The increasing popularity of GoTriangle’s long-distance express routes is just one reason the regional transit agency is trying out a higher-capacity transit coach over the next month. The 45-foot MCI coach bus can comfortably carry 54 riders, nearly 20 more than a regular 40-foot bus, potentially cutting down on the number of buses that will be needed to transport an expanding Triangle population up and down Interstate 40.
“If you look at our longer runs between Durham and Raleigh and Chapel Hill and Raleigh, in some cases people are standing today, which can be uncomfortable for that distance,” says Pat Stephens, GoTriangle’s director of transit operations. “If we have a bus that allows more people to have a seat on I-40, it might encourage more people to get out of their cars and try the bus on some of our most congested corridors.”

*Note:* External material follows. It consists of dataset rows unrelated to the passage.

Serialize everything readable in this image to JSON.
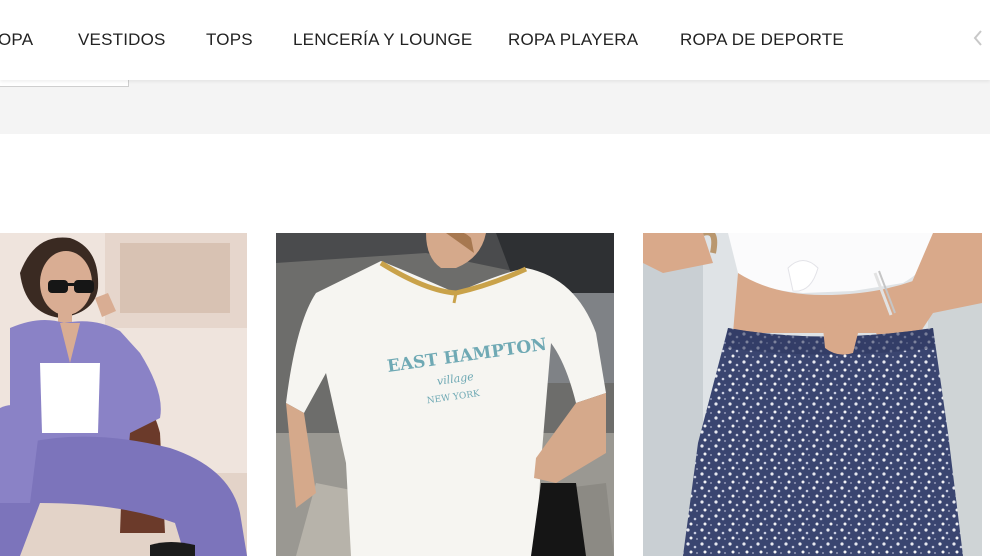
{
  "nav": {
    "items": [
      {
        "label": "OPA"
      },
      {
        "label": "VESTIDOS"
      },
      {
        "label": "TOPS"
      },
      {
        "label": "LENCERÍA Y LOUNGE"
      },
      {
        "label": "ROPA PLAYERA"
      },
      {
        "label": "ROPA DE DEPORTE"
      }
    ],
    "arrow_icon": "chevron-left-icon"
  },
  "products": [
    {
      "image": "woman-lavender-suit-sunglasses"
    },
    {
      "image": "woman-white-tshirt-east-hampton",
      "print": {
        "line1": "EAST HAMPTON",
        "line2": "village",
        "line3": "NEW YORK"
      }
    },
    {
      "image": "woman-white-crop-top-floral-skirt"
    }
  ],
  "colors": {
    "nav_text": "#222222",
    "band": "#f4f4f4",
    "suit": "#8a82c6",
    "tshirt_print": "#6fa9b4",
    "skirt": "#3a4570"
  }
}
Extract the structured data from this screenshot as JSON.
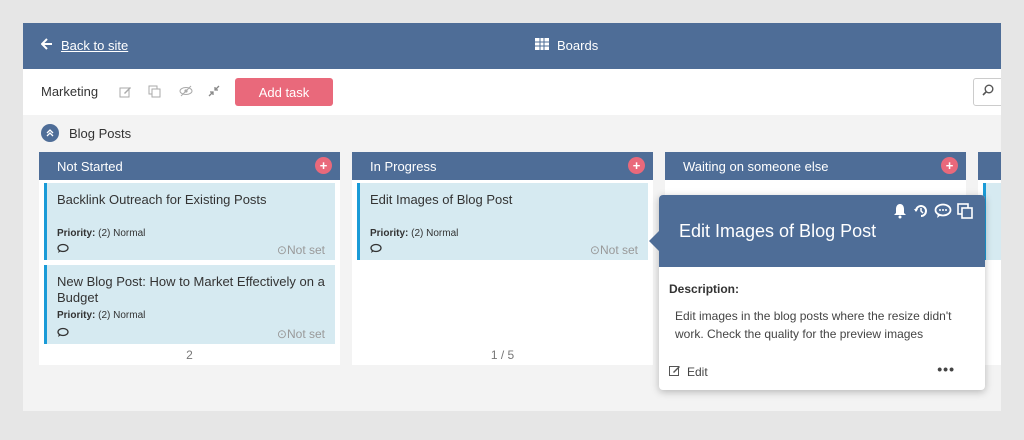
{
  "topbar": {
    "back_label": "Back to site",
    "boards_label": "Boards"
  },
  "toolbar": {
    "board_name": "Marketing",
    "add_task_label": "Add task",
    "icons": [
      "edit-icon",
      "copy-icon",
      "hide-icon",
      "collapse-icon"
    ]
  },
  "group": {
    "title": "Blog Posts"
  },
  "columns": [
    {
      "title": "Not Started",
      "count": "2",
      "cards": [
        {
          "title": "Backlink Outreach for Existing Posts",
          "priority_label": "Priority:",
          "priority_value": "(2) Normal",
          "due": "Not set"
        },
        {
          "title": "New Blog Post: How to Market Effectively on a Budget",
          "priority_label": "Priority:",
          "priority_value": "(2) Normal",
          "due": "Not set"
        }
      ]
    },
    {
      "title": "In Progress",
      "count": "1 / 5",
      "cards": [
        {
          "title": "Edit Images of Blog Post",
          "priority_label": "Priority:",
          "priority_value": "(2) Normal",
          "due": "Not set"
        }
      ]
    },
    {
      "title": "Waiting on someone else",
      "count": "",
      "cards": []
    }
  ],
  "popover": {
    "title": "Edit Images of Blog Post",
    "description_label": "Description:",
    "description": "Edit images in the blog posts where the resize didn't work. Check the quality for the preview images",
    "edit_label": "Edit",
    "more_label": "•••"
  },
  "colors": {
    "header": "#4e6d97",
    "accent": "#e9697b",
    "card_bg": "#d6eaf1",
    "card_border": "#1a9bd7"
  }
}
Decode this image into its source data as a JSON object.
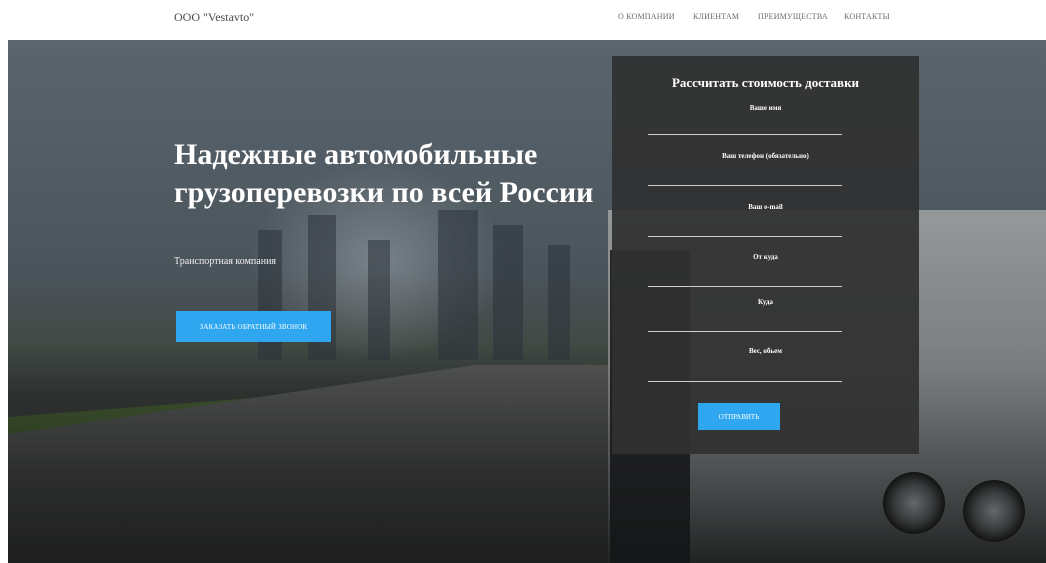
{
  "header": {
    "brand": "ООО \"Vestavto\"",
    "nav": [
      {
        "label": "О КОМПАНИИ"
      },
      {
        "label": "КЛИЕНТАМ"
      },
      {
        "label": "ПРЕИМУЩЕСТВА"
      },
      {
        "label": "КОНТАКТЫ"
      }
    ]
  },
  "hero": {
    "title": "Надежные автомобильные грузоперевозки по всей России",
    "subtitle": "Транспортная компания",
    "cta_label": "ЗАКАЗАТЬ ОБРАТНЫЙ ЗВОНОК"
  },
  "form": {
    "title": "Рассчитать стоимость доставки",
    "fields": [
      {
        "label": "Ваше имя",
        "value": ""
      },
      {
        "label": "Ваш телефон (обязательно)",
        "value": ""
      },
      {
        "label": "Ваш e-mail",
        "value": ""
      },
      {
        "label": "От куда",
        "value": ""
      },
      {
        "label": "Куда",
        "value": ""
      },
      {
        "label": "Вес, обьем",
        "value": ""
      }
    ],
    "submit_label": "ОТПРАВИТЬ"
  },
  "colors": {
    "accent": "#2fa7f0",
    "panel": "#303030"
  }
}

Starting Monday, GoTriangle will test the coach on some of its CRX express trips between Chapel Hill and Raleigh and its DRX express trips between Durham and Raleigh. GoTriangle is remaining flexible about where to try the bus the other three weeks. Please follow @GoTriangle on Twitter or check out the GoTriangle Facebook page for updates.
With the Triangle growing by 80 residents a day, GoTriangle is always seeking ways to make transit a more accessible choice and a larger gateway to opportunities as our roads become even more crowded, Stephens says. Between 2006 and 2016, for example, the average number of cars traveling Wade Avenue each day between I-40 and Edwards Mill Road doubled from 49,000 to 98,000. Wade Avenue is a major connection between Raleigh and Chapel Hill and Durham.
The test runs are just a first step in exploring whether higher-capacity buses, which also feature bigger and fully padded seats, would be better for GoTriangle customers, more cost-effective for taxpayers and more efficient for the agency’s fleet.
The test coach uses diesel fuel, but Motor Coach Industries plans eventually to offer buses that use electricity and compressed natural gas as well. GoTriangle plans to create a team to weigh the efficiencies of using buses with different types of alternative fuels.
“The key question is whether the use of higher-capacity coaches on our routes is something that brings about value for our customers as well as whether it could save us money in the long term,” Stephens says. “We have a network of traditional buses now, but as we start to move toward the region’s first rail projects, using higher-capacity buses is one step in that next direction for transit in the Triangle.”
The MCI coach, which also provides easier boarding for those using wheelchairs, costs between $600,000 and $650,000, depending on the amount of technological equipment ordered, and should remain in service from 14 to 16 years. A typical 40-foot bus costs about $470,000 and typically lasts about 12 years.
That’s just one variable in assessing whether higher-capacity buses are a good fit for GoTriangle, Stephens says. As transit ridership increases in the ever-burgeoning Triangle, using buses with more seats also would mean fewer buses on congested roads at peak hours, a decreased need for more bus operators and lower maintenance costs.
The coaches are more practical for agencies like GoTriangle that offer longer routes across municipal and county lines. GoTriangle also plans to test the bus on its Route 400 between Durham and Chapel Hill and its Route 405 among Durham, Chapel Hill and Carrboro.
“This bus is designed to be used on longer distance routes where you have less frequent stopping,” Stephens says. “Also it’s the nature of some of the local type routes to have the smaller streets with narrower turns, which makes these buses unsafe in some areas.”
MCI is a U.S. company with headquarters in Des Plaines, Illinois, and plants in Winnipeg, Manitoba, Canada, and Pembina, North Dakota.